第62話

「こんな雨の中作物を持ってきていただけるとは思いませんでした。ありがとうございます。今暖かい紅茶をご用意しますね」


 アルベールさんはそう言って店の奥に向かっていった。奥からはアルベール商会の職員であるセシルさんの驚くような声が聞こえてきた。

 どうやら2人共この雨の中俺が商会を訪れるとは思っていなかったようだ。


 アルベールさんはすぐに戻ってきて、早速俺が持ってきた作物の様子を観察し始めた。


「昨日と同じくかなりの大きさですね……。これが量産できれば食文化に革命が起きそうではありますが……なかなか厳しいのですか?」


「今回こんなに大きくなった理由もわかりませんし、たまたま上手くできただけだと思います。まだ農家としては修行中みたいなものですよ」


 俺のその言葉を聞くとアルベールさんは少し残念そうな表情を見せた。

 本当は魔法の肥料を使えば簡単に同じものを栽培できるが、それは内緒にしておく。魔法の肥料を使った時と同じくらいの作物を栽培するのが俺の目標なのだ。

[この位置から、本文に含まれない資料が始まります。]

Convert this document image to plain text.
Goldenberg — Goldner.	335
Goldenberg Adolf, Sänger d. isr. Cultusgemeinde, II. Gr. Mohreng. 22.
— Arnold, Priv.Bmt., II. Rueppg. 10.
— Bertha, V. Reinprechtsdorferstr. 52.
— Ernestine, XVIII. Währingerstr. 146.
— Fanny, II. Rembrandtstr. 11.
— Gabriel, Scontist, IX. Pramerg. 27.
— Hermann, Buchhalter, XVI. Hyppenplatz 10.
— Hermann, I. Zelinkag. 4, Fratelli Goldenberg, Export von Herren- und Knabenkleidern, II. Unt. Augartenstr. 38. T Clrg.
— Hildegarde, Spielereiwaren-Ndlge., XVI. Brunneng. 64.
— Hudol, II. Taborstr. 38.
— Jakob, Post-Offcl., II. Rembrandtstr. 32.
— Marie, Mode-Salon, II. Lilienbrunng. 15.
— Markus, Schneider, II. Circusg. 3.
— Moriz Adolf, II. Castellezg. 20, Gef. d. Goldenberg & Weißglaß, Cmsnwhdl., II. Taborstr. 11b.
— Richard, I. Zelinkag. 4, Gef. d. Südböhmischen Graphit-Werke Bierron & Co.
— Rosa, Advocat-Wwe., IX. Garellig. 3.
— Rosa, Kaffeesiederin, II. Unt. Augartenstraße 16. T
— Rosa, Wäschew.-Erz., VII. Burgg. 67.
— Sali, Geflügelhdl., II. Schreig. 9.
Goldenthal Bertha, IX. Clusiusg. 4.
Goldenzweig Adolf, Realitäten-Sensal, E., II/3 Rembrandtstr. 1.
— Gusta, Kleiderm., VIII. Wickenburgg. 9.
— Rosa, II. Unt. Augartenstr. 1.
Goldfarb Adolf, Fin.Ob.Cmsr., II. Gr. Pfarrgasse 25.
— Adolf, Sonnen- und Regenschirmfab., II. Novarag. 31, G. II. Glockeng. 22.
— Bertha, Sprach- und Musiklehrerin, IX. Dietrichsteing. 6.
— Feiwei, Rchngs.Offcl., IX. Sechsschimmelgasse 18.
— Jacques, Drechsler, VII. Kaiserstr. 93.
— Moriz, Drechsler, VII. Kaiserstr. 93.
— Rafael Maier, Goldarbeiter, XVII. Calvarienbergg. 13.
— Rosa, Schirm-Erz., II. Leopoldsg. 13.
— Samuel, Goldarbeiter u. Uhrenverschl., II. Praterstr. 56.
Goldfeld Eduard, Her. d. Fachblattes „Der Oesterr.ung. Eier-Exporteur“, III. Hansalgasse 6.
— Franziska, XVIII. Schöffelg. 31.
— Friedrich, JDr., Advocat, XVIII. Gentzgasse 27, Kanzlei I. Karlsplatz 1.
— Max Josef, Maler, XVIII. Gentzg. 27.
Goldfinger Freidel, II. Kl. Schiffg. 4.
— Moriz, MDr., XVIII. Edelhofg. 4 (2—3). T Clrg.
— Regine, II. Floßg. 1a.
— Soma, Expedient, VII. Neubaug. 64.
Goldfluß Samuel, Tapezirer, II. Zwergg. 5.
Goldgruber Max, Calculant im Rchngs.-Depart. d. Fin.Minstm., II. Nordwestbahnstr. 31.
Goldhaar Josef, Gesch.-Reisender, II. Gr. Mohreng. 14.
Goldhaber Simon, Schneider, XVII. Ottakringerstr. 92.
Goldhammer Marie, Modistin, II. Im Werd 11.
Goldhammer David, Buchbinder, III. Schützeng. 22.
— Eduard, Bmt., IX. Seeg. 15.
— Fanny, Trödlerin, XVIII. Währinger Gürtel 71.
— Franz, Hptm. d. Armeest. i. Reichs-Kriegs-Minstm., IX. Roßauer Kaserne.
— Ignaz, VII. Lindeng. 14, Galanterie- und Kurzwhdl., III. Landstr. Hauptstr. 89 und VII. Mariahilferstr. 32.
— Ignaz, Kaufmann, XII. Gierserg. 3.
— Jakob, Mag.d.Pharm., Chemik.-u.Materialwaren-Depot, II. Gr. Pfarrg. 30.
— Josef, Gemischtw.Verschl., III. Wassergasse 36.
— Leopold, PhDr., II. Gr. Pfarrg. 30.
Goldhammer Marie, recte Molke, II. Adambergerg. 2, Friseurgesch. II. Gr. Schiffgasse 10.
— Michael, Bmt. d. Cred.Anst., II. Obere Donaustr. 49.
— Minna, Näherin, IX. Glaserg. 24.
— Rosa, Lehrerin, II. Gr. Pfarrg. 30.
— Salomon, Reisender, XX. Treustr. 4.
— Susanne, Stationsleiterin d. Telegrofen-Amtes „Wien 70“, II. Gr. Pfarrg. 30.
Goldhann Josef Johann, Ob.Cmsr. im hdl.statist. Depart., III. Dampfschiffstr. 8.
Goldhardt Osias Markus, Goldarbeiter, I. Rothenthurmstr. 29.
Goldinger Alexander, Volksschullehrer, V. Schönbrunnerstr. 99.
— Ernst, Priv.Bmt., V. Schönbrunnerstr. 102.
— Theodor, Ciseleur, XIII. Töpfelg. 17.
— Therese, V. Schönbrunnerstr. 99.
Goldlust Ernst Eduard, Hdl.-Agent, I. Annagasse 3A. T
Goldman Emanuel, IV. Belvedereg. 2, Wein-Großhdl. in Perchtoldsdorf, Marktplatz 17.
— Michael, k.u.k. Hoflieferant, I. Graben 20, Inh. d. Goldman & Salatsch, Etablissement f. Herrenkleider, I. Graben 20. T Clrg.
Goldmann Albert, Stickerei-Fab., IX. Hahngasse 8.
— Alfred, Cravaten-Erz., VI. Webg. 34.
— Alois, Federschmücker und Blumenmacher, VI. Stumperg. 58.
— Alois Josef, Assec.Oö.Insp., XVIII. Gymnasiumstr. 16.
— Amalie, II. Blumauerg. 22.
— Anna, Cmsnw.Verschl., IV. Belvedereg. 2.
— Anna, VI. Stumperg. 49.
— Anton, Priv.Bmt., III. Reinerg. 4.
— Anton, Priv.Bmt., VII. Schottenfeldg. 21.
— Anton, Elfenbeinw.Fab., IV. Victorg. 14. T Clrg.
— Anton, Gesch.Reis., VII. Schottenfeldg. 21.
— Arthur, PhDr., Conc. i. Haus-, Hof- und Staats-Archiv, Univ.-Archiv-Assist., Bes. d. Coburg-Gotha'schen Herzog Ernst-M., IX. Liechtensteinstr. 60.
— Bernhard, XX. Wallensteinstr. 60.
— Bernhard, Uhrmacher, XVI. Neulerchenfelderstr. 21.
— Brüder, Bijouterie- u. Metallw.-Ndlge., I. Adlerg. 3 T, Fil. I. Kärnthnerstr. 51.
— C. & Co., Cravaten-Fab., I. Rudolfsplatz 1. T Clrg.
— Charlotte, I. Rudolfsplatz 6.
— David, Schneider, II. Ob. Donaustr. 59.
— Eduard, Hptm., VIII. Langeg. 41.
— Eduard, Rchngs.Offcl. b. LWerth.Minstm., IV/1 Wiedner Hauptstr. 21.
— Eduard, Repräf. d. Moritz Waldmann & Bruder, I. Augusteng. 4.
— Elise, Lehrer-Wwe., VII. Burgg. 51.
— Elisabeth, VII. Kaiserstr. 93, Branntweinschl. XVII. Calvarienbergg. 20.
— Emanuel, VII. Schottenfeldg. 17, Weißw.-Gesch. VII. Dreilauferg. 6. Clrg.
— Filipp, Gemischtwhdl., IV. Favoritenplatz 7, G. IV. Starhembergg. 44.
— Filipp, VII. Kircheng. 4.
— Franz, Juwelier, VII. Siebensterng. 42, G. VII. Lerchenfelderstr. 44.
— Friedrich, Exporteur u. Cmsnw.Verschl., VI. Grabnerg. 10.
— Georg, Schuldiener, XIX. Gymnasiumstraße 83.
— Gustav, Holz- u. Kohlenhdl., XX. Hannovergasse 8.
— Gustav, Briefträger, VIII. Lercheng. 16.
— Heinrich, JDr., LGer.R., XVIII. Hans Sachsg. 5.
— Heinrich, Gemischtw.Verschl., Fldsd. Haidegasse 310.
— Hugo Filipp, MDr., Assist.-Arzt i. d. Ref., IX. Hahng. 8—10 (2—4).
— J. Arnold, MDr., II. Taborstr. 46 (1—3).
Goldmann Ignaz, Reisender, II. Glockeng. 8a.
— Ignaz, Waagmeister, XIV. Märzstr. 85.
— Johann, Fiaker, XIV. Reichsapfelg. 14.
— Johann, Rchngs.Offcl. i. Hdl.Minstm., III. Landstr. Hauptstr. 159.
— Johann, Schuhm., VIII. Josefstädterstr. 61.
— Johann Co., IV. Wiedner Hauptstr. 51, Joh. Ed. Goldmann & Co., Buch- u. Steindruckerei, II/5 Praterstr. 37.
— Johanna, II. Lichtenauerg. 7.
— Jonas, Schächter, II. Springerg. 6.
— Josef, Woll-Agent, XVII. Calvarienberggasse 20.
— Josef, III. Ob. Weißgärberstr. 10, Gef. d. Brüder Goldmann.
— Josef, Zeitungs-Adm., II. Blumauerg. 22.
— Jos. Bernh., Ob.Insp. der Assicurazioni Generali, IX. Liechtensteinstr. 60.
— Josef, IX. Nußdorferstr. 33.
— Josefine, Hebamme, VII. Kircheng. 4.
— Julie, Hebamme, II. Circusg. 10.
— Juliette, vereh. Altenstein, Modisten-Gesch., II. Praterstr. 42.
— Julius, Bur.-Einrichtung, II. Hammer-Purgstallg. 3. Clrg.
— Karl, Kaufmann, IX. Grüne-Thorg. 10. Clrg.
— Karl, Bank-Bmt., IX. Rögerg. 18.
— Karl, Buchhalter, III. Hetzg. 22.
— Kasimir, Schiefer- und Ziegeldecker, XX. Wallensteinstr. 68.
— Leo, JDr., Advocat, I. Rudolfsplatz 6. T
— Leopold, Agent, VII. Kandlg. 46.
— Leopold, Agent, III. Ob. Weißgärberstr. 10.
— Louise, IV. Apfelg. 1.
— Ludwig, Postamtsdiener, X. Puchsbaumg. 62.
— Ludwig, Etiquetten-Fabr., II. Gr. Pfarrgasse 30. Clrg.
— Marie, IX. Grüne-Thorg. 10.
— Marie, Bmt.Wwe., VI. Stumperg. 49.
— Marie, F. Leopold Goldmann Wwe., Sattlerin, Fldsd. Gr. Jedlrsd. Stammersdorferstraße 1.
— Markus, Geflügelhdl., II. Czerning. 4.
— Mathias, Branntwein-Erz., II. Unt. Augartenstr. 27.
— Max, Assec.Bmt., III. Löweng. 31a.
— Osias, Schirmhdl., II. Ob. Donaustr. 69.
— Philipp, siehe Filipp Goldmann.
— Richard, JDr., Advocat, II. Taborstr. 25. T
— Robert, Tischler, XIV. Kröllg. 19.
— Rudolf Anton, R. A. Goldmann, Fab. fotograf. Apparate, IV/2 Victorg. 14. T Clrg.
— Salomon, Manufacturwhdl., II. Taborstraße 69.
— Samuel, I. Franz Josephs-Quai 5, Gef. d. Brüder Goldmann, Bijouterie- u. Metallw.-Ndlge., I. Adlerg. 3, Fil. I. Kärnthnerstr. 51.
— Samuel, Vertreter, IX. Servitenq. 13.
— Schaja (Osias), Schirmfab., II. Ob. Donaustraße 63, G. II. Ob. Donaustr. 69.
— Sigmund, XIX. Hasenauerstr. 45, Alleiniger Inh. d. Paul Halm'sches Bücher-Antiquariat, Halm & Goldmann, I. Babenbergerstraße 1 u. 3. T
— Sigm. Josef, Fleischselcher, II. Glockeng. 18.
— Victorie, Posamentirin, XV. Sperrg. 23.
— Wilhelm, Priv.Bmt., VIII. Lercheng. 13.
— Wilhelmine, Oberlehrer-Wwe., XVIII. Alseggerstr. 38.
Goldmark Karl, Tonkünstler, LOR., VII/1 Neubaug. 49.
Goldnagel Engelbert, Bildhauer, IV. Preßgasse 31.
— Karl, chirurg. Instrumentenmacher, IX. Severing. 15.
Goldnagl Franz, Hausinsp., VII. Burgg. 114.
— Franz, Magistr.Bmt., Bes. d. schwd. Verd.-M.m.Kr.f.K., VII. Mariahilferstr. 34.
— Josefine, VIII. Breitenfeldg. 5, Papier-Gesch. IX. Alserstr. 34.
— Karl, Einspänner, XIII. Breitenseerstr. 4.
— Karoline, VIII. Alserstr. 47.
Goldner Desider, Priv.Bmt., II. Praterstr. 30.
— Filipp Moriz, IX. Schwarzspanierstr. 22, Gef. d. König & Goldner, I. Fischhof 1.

「そうなんですね……。それではコーサクさんが高品質の作物を栽培できるのを期待してお待ちしてますよ」


「プレッシャーをかけるようなこと言わないでくださいよ。まあ、期待に応えられるように努力はしますよ」


 そうして俺とアルベールさんが話していると、セシルさんが紅茶を持ってきてくれた。


「ありがとうございます、セシルさん」


「おはようございますコーサクさん。雨の中歩いてきたんですから、体を冷やさないようにしてくださいね?」


 そうして俺の前に置かれた紅茶からは湯気が立っており、とても良い匂いが漂ってきた。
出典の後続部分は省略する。